> Seems like that language would be incompatible with a modern society and would only really work for a primitive one.
I don’t know, it sounds like the exact opposite to me: I rarely care about the distance itself, and disambiguating would be as simple as pairing travel time and travel mode.
That is already a pretty normal thing to do e.g. “the grocery store is 5mn away”, possibly with the addendum that it’s on foot / by car / by bike if’s not obvious from context.
> I don’t know, it sounds like the exact opposite to me
That's a ridiculous statement.
When you tell someone the grocery store is 5 mn away, you're expressing time, not distance, because you think they're interested in the time, not distance.
Yet you don't convert meters to minutes when you're telling someone how high they should build a wall. And you don't say "drill a hole 1/2000000 minutes by car wide".
That's the point of having a well-organized system of units, you can clearly express whatever you need to, always using the same system, and anyone who knows the system will understand it regardless of context.
Not being able to express distance as a separate concept is clearly inferior, since in our system we can express time, like in your example, but we can also express distance precisely when needed.
Although it's not quite the same, _pro_noun dropping[0] is fairly common in some languages and even happens in English under some circumstances (generally in either very informal or highly technical communications). In contexts where inference is easy there's a certain logic to dropping nonessential fillers.

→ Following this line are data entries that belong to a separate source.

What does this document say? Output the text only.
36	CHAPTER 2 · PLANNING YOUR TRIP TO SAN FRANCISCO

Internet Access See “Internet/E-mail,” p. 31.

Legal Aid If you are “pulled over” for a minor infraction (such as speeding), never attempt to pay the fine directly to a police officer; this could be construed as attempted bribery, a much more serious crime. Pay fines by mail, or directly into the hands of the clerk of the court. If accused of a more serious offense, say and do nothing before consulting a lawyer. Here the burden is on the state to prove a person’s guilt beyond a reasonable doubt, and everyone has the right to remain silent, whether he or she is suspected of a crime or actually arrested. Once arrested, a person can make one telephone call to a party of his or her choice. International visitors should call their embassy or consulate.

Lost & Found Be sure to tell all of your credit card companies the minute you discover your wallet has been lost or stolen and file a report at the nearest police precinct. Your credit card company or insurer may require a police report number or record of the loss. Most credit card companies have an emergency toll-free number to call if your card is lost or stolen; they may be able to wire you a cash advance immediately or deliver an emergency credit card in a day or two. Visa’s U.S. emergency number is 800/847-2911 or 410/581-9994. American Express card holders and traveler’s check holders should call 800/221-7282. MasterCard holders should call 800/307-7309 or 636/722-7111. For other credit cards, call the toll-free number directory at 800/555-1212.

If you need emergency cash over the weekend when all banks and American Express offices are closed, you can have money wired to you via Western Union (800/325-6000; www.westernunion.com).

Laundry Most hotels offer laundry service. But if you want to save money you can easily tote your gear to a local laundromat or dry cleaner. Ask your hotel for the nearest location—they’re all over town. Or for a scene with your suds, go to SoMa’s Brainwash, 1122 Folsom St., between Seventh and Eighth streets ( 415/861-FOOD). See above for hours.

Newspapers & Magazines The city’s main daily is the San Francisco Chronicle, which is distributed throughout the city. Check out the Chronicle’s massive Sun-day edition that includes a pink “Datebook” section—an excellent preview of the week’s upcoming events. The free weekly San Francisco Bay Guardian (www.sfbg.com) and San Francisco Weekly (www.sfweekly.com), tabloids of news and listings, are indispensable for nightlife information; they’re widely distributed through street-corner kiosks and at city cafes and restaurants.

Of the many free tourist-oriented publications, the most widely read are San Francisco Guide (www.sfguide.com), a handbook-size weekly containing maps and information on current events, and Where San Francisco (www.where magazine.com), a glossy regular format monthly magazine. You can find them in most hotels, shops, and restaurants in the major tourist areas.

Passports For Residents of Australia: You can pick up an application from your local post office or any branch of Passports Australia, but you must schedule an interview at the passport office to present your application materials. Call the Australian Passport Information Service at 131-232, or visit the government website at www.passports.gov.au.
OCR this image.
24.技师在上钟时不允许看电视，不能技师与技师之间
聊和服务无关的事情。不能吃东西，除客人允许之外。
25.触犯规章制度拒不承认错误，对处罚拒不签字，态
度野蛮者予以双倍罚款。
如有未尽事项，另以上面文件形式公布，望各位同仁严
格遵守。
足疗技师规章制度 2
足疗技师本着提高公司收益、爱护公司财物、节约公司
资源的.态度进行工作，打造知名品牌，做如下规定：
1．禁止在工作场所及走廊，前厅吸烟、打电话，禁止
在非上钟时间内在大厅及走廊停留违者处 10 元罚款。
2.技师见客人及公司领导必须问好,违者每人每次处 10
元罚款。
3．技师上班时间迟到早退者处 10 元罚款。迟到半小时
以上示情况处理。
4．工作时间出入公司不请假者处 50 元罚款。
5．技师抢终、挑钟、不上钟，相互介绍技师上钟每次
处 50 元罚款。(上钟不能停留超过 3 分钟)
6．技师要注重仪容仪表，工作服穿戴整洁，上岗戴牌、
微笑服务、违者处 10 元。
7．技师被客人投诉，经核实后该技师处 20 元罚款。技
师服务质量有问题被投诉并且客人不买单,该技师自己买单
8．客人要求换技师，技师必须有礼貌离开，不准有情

Ok well whatever the opposite of "modern" is then. A language spoken only by Amazon tribes is not going to contain vocabulary for things related to technological advancement like computers
As soon as you can have multiple things that flash or multiple modes of transportation your language would become too ambiguous.
That's not to say the native Americans that speak it couldn't evolve the language to accommodate modern society, I'm sure they could.